I have started to become aware of when I am starting to feel a lot. Maybe the a lot that leads to too-far.

I am learning to quick, quick, slip that awareness – like a wooden shim under the foot of a too-far-forward-about-to-fall bookcase – in between what I’m feeling and what I used to do.

When I become aware, I pause.

Into the gap made by the pause, I wedge a new process.

Old process:
Feel > Act > Then think, “What was I thinking?!”

New process:
Feel > Pause > Think > Act

Within the space and time and balance offered by that shim of awareness, I think, “What am I feeling? What is the origin of this feeling? Is it helping me? Is it good for me?”

While I’m asking those questions, I calm and comfort myself. I reassure myself and think, “You have reasons for what you think. It’s okay to think what you’re thinking. Let’s take a look. Okay, yes, it makes sense you’re thinking that. It’s okay.”

While I was driving to have dinner with women friends a few days ago, I was listening to NPR about a man who volunteered to collect and cremate bodies of people who had died in Liberia from Ebola.

I started to feel. I felt the hint of too-farness. I quick, quick, stuck in the shim of awareness. I started the process. This is what I remember feeling and thinking:

  • On the way here, I passed the corner I used to drive up to the house where I lived with my former husband. I miss us. I feel sad.
  • I used to live with him and my cat and his cat. Both of those cats had to be put down. I miss my cat. I miss his cat. I feel so sad.
  • I know I have a push-pull relationship with attachment. Ah, hearing of the man witnessing losses in other lives is bringing up my own losses and my longing to be attached. It makes sense and it’s okay. I’ve done the best I can. I’m okay.
  • This man has to be traumatized from his experience. I should help him. How can I help him?
  • Ah, there I am feeling responsible for others again. It’s okay. He is responsible for himself and he is responsible for asking for the help he needs. As Dr. H. says, I’m not responsible for un-upsetting him. I’m responsible for un-upsetting me. His inner wisdom will guide him. If in the unlikely chance he asks me for help, I can decide whether or not I can – or am available to – help. I know from my own experience that there are lots of people available to help people with problems and I am not The Only One Who Must Help. So, I feel compassion for myself and for him and all who help others and turn my thinking back to being helpful to myself.
  • People in recovery are encouraged to think hard about the news. It can feel like added hardship over which we have no control. We’re allowed to choose whether or not we let in news. It would be okay for me to turn this off, to not listen to it.
  • Why am I not turning this off? Why am I listening? This probably isn’t good for me…
  • It’s okay that I am uncertain about the answer to that question. It’s okay that I don’t know.
  • And there it is, involuntarily: I want a drink.
  • It’s okay. I’m not going to choose that. I’m just about there. I’ll meet with women who understand. I can tell them I’m getting upset and they’ll be okay with it and they won’t upset me further by judging me or giving me advice. They’ll accept me and just be with me while I handle these current feelings and thoughts and make progress with the process of growing in my ability to manage no-stopness.
  • I feel kindness towards myself. I see how hard I try and how goodness is what I most want.

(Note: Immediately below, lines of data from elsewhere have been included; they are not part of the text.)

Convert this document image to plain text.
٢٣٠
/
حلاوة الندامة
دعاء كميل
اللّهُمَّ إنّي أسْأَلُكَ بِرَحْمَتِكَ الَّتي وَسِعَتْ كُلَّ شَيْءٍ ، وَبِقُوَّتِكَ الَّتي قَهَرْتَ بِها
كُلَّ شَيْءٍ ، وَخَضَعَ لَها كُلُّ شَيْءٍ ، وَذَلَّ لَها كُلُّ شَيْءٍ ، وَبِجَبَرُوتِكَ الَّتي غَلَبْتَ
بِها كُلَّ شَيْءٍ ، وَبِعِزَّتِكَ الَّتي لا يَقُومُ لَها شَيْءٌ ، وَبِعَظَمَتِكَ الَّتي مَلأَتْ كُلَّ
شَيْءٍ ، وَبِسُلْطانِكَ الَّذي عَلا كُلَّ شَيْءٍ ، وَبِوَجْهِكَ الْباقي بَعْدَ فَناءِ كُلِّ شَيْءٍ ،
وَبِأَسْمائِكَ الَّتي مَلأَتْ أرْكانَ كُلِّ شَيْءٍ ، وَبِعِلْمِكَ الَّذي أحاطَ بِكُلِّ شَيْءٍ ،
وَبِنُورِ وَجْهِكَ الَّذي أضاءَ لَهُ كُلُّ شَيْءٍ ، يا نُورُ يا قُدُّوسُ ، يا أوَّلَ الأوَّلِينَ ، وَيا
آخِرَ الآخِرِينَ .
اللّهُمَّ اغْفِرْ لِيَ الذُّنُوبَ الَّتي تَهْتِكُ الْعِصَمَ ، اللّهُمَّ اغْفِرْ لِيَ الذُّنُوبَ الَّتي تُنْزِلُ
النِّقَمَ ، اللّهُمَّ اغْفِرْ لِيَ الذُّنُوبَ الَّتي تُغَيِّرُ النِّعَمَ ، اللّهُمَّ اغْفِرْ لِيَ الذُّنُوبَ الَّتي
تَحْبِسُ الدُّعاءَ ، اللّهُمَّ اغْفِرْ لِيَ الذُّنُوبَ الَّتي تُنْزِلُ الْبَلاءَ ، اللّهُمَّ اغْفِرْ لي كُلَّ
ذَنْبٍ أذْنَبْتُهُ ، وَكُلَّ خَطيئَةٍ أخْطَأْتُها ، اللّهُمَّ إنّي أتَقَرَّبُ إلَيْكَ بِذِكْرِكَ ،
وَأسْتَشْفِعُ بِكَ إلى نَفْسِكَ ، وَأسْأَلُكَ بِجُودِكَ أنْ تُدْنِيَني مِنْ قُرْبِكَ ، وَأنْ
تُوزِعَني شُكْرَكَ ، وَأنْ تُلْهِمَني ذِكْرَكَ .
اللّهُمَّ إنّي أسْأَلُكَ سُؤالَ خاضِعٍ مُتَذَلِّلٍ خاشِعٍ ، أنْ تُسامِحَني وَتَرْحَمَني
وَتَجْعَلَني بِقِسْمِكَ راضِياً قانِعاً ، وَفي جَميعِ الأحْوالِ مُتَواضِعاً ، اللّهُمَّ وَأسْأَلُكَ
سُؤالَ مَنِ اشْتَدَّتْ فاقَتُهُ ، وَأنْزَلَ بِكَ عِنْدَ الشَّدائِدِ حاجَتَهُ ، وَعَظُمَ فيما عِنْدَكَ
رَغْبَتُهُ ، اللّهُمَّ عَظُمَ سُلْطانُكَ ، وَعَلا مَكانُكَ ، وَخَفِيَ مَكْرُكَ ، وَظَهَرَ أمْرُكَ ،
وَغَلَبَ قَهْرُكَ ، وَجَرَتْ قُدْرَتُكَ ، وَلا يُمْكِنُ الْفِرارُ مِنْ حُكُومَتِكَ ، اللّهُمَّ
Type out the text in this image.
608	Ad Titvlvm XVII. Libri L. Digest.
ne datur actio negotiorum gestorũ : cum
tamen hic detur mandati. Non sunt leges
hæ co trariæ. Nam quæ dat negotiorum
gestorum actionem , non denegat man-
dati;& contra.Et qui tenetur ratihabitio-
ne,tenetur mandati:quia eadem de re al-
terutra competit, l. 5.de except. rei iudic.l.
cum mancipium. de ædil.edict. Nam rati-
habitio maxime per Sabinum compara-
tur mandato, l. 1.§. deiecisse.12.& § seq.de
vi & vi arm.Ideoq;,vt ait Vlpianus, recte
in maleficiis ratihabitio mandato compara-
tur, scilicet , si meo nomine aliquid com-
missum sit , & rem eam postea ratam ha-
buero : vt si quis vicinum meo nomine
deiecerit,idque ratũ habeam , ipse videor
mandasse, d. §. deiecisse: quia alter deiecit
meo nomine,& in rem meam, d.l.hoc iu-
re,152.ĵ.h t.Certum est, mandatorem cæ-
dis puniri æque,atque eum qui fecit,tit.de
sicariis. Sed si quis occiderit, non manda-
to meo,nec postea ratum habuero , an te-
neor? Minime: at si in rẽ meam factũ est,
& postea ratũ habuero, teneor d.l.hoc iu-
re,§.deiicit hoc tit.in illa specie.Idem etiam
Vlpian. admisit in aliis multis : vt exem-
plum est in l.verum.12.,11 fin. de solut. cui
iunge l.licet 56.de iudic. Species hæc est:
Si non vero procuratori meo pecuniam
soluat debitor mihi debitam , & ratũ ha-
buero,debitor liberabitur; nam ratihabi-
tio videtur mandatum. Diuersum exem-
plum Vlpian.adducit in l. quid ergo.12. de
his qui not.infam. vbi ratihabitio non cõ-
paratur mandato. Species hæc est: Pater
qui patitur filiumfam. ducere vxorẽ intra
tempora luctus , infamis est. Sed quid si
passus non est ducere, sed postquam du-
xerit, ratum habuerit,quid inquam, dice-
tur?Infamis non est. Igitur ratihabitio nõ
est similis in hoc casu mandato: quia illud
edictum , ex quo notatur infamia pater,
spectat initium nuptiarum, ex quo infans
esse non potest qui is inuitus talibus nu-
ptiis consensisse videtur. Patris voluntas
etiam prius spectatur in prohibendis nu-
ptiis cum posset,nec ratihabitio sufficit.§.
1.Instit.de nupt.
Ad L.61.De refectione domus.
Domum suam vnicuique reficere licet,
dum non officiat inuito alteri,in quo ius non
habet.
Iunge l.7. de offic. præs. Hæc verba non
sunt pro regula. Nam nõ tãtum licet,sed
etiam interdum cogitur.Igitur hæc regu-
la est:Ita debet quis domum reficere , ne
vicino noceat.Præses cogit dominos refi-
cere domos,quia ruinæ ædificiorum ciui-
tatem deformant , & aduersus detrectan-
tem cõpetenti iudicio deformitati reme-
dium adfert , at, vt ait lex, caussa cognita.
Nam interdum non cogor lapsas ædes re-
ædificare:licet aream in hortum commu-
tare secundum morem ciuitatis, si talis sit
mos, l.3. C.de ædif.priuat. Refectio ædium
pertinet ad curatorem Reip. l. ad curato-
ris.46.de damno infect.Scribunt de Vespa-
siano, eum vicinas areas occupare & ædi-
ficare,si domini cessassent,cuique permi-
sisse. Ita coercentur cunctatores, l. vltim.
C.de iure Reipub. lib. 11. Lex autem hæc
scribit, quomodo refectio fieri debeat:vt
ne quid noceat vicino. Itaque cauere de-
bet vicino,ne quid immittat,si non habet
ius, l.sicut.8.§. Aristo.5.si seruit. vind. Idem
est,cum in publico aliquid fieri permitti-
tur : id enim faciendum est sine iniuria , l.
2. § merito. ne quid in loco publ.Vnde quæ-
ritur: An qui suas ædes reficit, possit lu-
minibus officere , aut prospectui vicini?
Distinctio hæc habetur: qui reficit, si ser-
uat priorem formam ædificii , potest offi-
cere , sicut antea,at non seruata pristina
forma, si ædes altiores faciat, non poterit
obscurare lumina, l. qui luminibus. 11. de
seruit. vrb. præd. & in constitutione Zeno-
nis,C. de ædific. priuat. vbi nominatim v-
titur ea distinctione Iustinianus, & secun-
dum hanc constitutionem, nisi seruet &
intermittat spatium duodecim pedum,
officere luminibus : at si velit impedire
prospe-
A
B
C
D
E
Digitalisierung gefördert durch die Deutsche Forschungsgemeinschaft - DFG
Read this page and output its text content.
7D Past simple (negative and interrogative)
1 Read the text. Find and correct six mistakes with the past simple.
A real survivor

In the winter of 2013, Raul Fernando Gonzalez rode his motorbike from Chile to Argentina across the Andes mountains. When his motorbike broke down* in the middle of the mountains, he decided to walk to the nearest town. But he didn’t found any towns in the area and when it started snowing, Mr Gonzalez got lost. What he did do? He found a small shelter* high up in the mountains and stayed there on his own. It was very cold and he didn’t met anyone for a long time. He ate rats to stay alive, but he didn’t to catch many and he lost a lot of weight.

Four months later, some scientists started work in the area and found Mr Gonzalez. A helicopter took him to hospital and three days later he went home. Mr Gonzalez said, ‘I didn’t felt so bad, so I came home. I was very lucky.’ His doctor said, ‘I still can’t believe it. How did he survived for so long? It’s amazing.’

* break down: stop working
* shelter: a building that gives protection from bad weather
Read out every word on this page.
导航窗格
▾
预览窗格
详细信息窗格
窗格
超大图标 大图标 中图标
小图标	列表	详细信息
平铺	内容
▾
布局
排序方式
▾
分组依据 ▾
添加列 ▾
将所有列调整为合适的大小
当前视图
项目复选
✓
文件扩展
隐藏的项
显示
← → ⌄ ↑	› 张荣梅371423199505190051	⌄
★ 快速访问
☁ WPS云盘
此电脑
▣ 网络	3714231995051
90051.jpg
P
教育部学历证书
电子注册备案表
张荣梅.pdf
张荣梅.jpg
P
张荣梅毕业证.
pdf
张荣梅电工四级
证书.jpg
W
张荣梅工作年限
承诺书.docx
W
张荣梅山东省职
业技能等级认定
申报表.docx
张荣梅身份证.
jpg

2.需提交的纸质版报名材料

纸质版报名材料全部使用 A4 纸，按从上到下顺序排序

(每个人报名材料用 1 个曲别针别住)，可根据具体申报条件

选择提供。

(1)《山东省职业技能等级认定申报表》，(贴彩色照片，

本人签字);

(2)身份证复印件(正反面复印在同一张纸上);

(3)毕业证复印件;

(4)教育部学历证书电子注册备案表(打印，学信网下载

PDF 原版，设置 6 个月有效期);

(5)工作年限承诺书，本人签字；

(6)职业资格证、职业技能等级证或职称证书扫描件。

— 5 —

A lot of approaches to addiction recovery exhort self-exhortation. I’ve done self-exhortation for 55 years and I’m not a fan. It hurts. A girl could drink over it.

Kindness feels better.

I have heard often over the years that my exhaustive style of probing is exhausting. I get it. From that effort, though, I am deriving a way to not drink and maybe even to have a little peace, a little happiness, a little joy in my life. Towards my exhaustive and exhausting effort, I feel kindness.